Parameter Name: doc[name]
Test
Specifies if this document should be created using test mode. Test mode documents do not count against your monthly document quota - this way you can play with styles until you get a good looking document without wasting any of your allotted documents.
Parameter Name: doc[test]
Default: false
Options:
- true
- false
When test mode is on, in the case of PDFs the resulting file is watermarked, and in the case of Excel the resulting file is cut off after 20 rows. This parameter is optional.
Tag
An arbitrary tag string for the document. Useful if you have multiple applications using DocRaptor under the same DocRaptor account, and you want to differentiate in the logs between each app.
Parameter Name: doc[tag]
Strict
Specifies if DocRaptor should try to validate the html being sent. By default, we do validate the html and report any errors - more useful than getting back a malformed pdf file and wondering why. But sometimes you know that the html is valid enough to produce the pdf you want, and you want DocRaptor to stop complaining about errors in the document. In that case, set this parameter to 'none', and DocRaptor will try to create the document no matter how malformed the input html is.
Parameter Name: doc[strict]
Default: html
Options:
- html
- none
This parameter is only used when created PDF files. When created XLS files, DocRaptor can't do anything useful with malformed html, and so it will always try and validate the input for XLS files.
Javascript
If this parameter is set to true, DocRaptor will try and run any javascript in your html before we render it into a document. This parameter is false by default because it adds a significant amount of time to document processing - loading any external scripts and running them. If there are any errors running your javascript, the document creation process will fail (and the errors will be returned so you can see what went wrong). We currently have a 10 second timeout for loading all the assets and running the javascript - so make sure you don't write any infinite loops :)
Parameter Name: doc[javascript]
Default: false
Options:
- true
- false
This parameter is only used when created PDF files. We don't accept any javascript when creating XLS files at the moment - if you have the need, let us know, and we might expand this feature.
Asynchronous Job
If this parameter is set to true, DocRaptor will queue your doc for background creation and send back JSON with a "status_id" key set. e.g.
{"status_id":"123454321"}
Making an authenticated request against http://docraptor.com/status/{status_id} will give you the status of your document job. The returned JSON from that call should look something like:
{"status":"completed", "download_url":"http://docraptor.com/download/12345asdf", "message":"Completed at Mon Jun 06 18:33:17 +0000 2011", "number_of_pages":2}
When the job is complete, DocRaptor will call the specified
callback_url
if one was provided, via a POST request.
Querying the status URL after the doc has been successfully created will provide a download_url in the returned JSON. The value associated with that key is a 2-time use URL from which you can download your doc.

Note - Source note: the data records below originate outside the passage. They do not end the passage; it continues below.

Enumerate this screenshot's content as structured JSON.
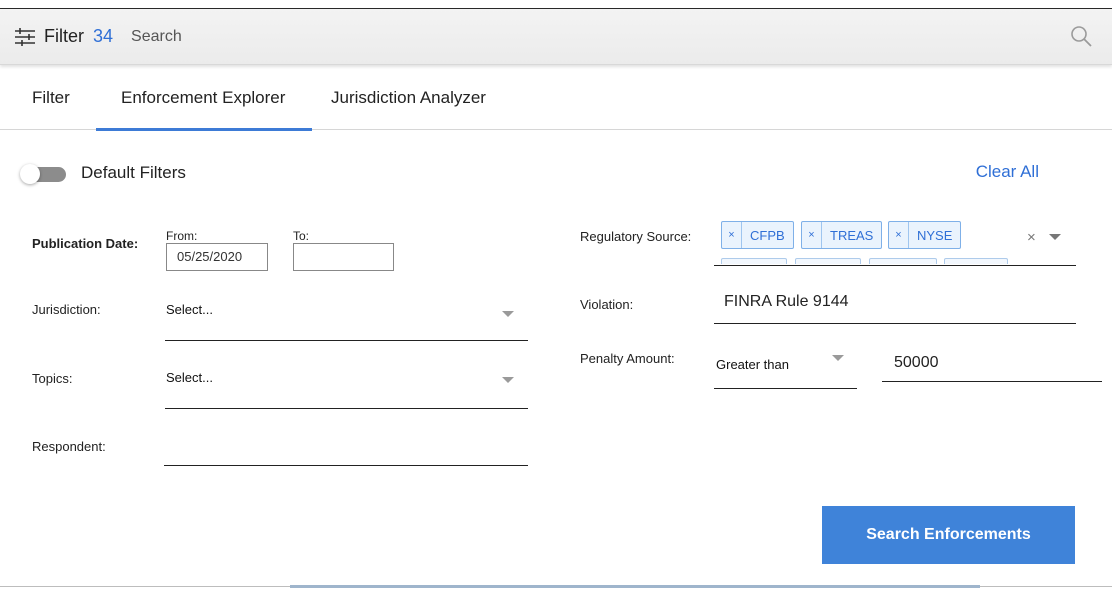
{
  "topbar": {
    "filter_label": "Filter",
    "filter_count": "34",
    "search_placeholder": "Search",
    "accent_color": "#2f6fd6"
  },
  "tabs": [
    {
      "label": "Filter",
      "active": false
    },
    {
      "label": "Enforcement Explorer",
      "active": true
    },
    {
      "label": "Jurisdiction Analyzer",
      "active": false
    }
  ],
  "default_filters": {
    "label": "Default Filters",
    "enabled": false,
    "clear_all": "Clear All"
  },
  "form": {
    "publication_date": {
      "label": "Publication Date:",
      "from_label": "From:",
      "from_value": "05/25/2020",
      "to_label": "To:",
      "to_value": ""
    },
    "jurisdiction": {
      "label": "Jurisdiction:",
      "value": "Select..."
    },
    "topics": {
      "label": "Topics:",
      "value": "Select..."
    },
    "respondent": {
      "label": "Respondent:",
      "value": ""
    },
    "regulatory_source": {
      "label": "Regulatory Source:",
      "tags": [
        "CFPB",
        "TREAS",
        "NYSE"
      ],
      "tag_remove_glyph": "×",
      "clear_glyph": "×"
    },
    "violation": {
      "label": "Violation:",
      "value": "FINRA Rule 9144"
    },
    "penalty_amount": {
      "label": "Penalty Amount:",
      "operator": "Greater than",
      "value": "50000"
    }
  },
  "actions": {
    "search_button": "Search Enforcements",
    "button_color": "#3f83d9"
  },
  "icons": {
    "filter": "sliders-icon",
    "search": "magnifier-icon",
    "dropdown": "caret-down-icon"
  }
}
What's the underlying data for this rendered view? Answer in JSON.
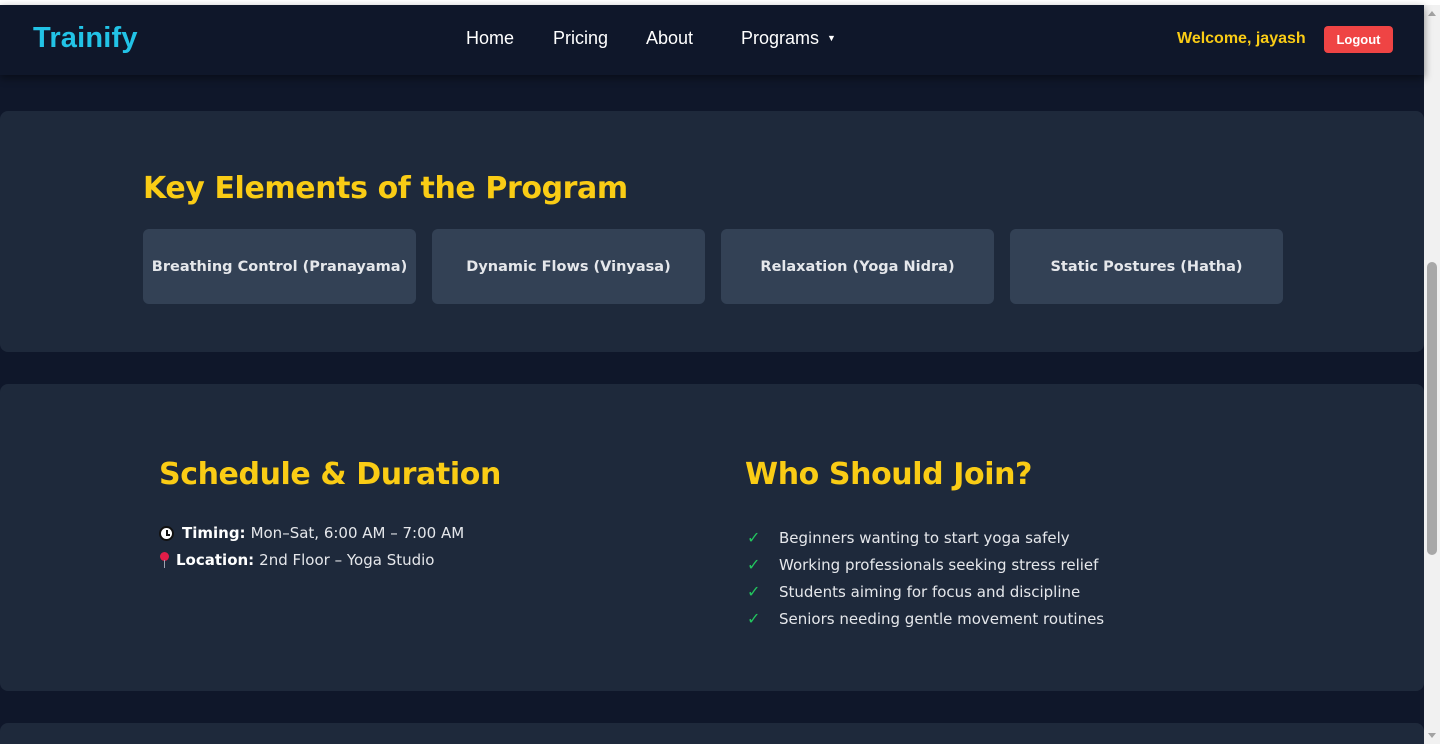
{
  "navbar": {
    "brand": "Trainify",
    "links": {
      "home": "Home",
      "pricing": "Pricing",
      "about": "About",
      "programs": "Programs"
    },
    "welcome": "Welcome, jayash",
    "logout": "Logout"
  },
  "key_elements": {
    "title": "Key Elements of the Program",
    "items": [
      "Breathing Control (Pranayama)",
      "Dynamic Flows (Vinyasa)",
      "Relaxation (Yoga Nidra)",
      "Static Postures (Hatha)"
    ]
  },
  "schedule": {
    "title": "Schedule & Duration",
    "timing_label": "Timing:",
    "timing_value": "Mon–Sat, 6:00 AM – 7:00 AM",
    "location_label": "Location:",
    "location_value": "2nd Floor – Yoga Studio"
  },
  "who": {
    "title": "Who Should Join?",
    "items": [
      "Beginners wanting to start yoga safely",
      "Working professionals seeking stress relief",
      "Students aiming for focus and discipline",
      "Seniors needing gentle movement routines"
    ]
  },
  "icons": {
    "caret": "chevron-down-icon",
    "timing": "clock-icon",
    "location": "pin-icon",
    "check": "check-icon"
  },
  "colors": {
    "background": "#0f172a",
    "section": "#1e293b",
    "card": "#334155",
    "heading": "#facc15",
    "brand": "#22c3e6",
    "logout": "#ef4444",
    "check": "#22c55e"
  }
}
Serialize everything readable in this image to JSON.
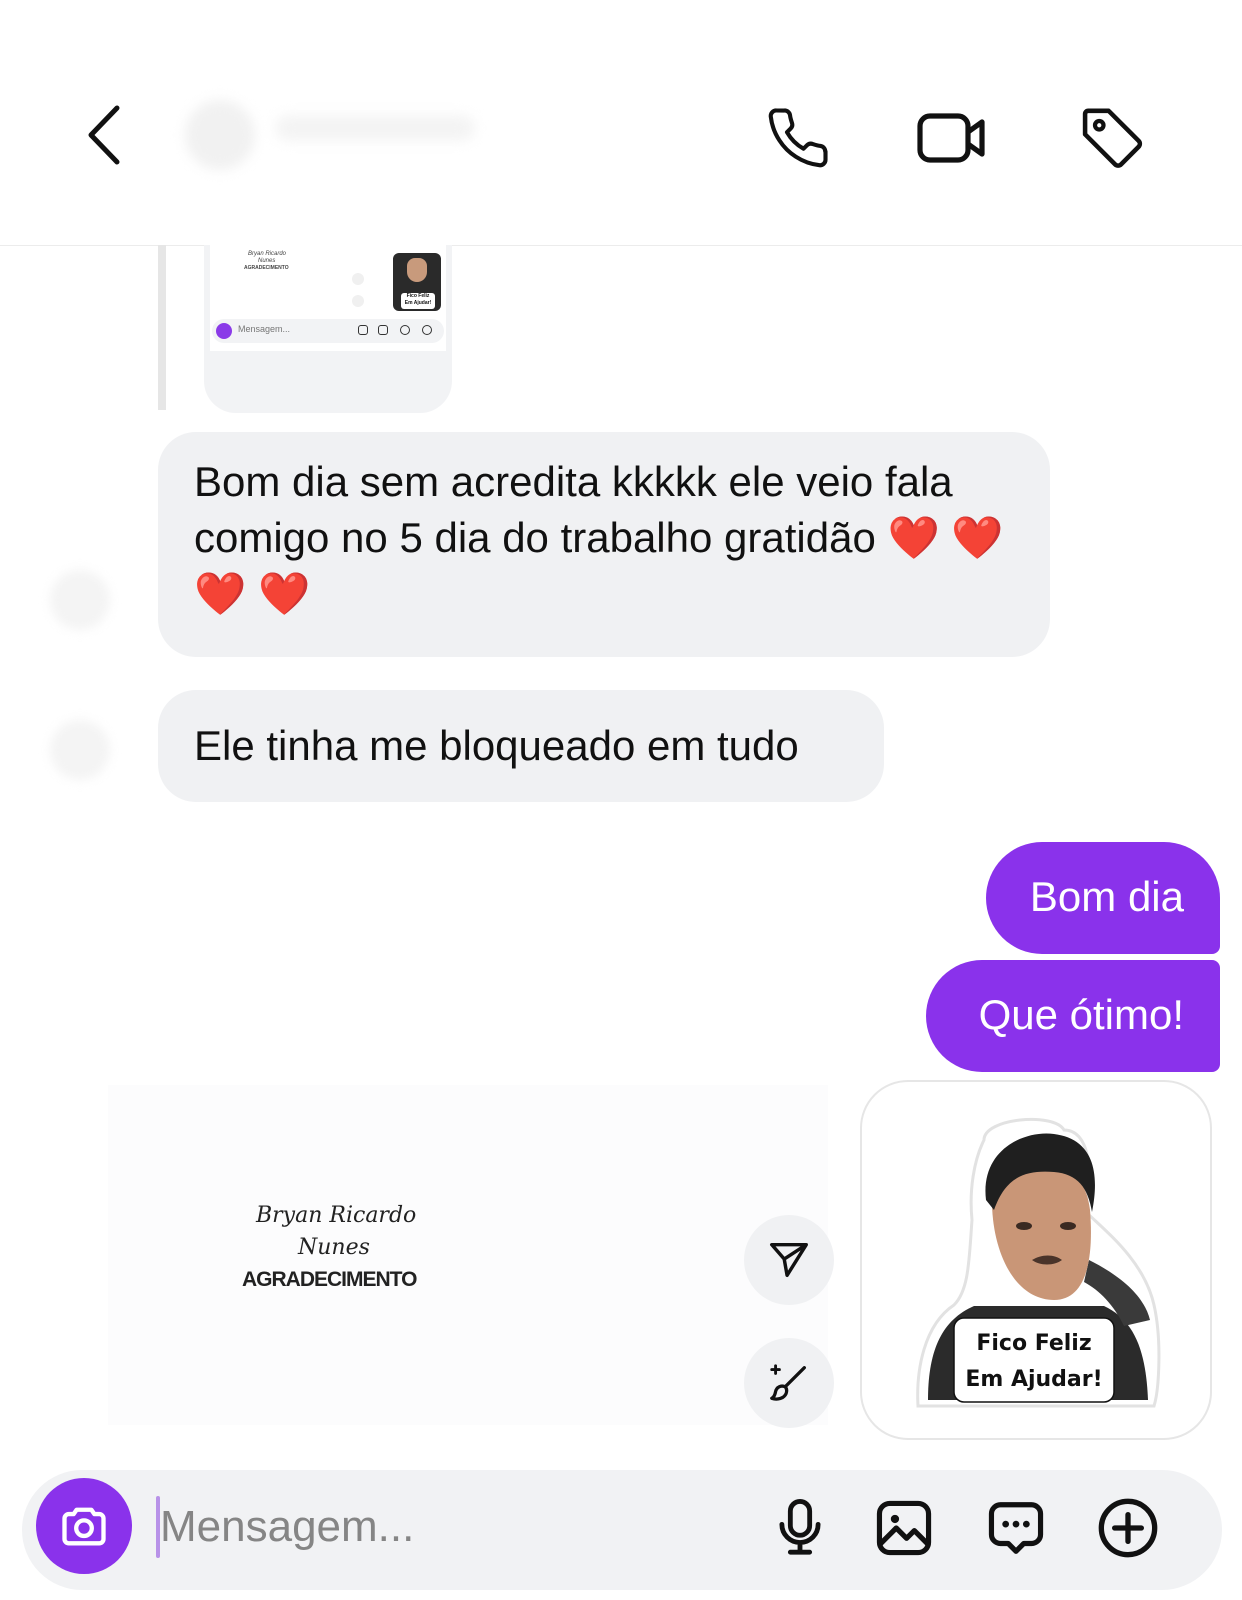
{
  "header": {
    "back_icon": "chevron-left-icon",
    "actions": [
      "phone-icon",
      "video-camera-icon",
      "tag-icon"
    ]
  },
  "quoted_screenshot": {
    "signature_line1": "Bryan Ricardo",
    "signature_line2": "Nunes",
    "caption": "AGRADECIMENTO",
    "sticker_line1": "Fico Feliz",
    "sticker_line2": "Em Ajudar!",
    "input_placeholder": "Mensagem..."
  },
  "messages": [
    {
      "direction": "incoming",
      "text": "Bom dia sem acredita kkkkk ele veio fala comigo no 5 dia do trabalho gratidão ❤️ ❤️ ❤️ ❤️"
    },
    {
      "direction": "incoming",
      "text": "Ele tinha me bloqueado em tudo"
    },
    {
      "direction": "outgoing",
      "text": "Bom dia"
    },
    {
      "direction": "outgoing",
      "text": "Que ótimo!"
    }
  ],
  "sticker": {
    "line1": "Fico Feliz",
    "line2": "Em Ajudar!"
  },
  "preview": {
    "signature_line1": "Bryan Ricardo",
    "signature_line2": "Nunes",
    "caption": "AGRADECIMENTO",
    "side_buttons": [
      "send-outline-icon",
      "magic-brush-icon"
    ]
  },
  "composer": {
    "placeholder": "Mensagem...",
    "icons": [
      "camera-icon",
      "microphone-icon",
      "gallery-icon",
      "sticker-chat-icon",
      "plus-circle-icon"
    ]
  },
  "colors": {
    "accent": "#8a32eb",
    "bubble_incoming": "#f0f1f3",
    "input_bar": "#f1f2f4"
  }
}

If DocRaptor encounters an error generating your document, the status value will be "failed". A key "validation_errors" will be set with a value corresponding to the reason for the failure. An example of this is:
{"status":"failed", "validation_errors":"Name can't be blank\nName is too long (maximum is 200 characters)"}
If your document has been queued but processing has not yet begun, if will have a status of "queued". If your document is currently being processed, it will have a status of "working".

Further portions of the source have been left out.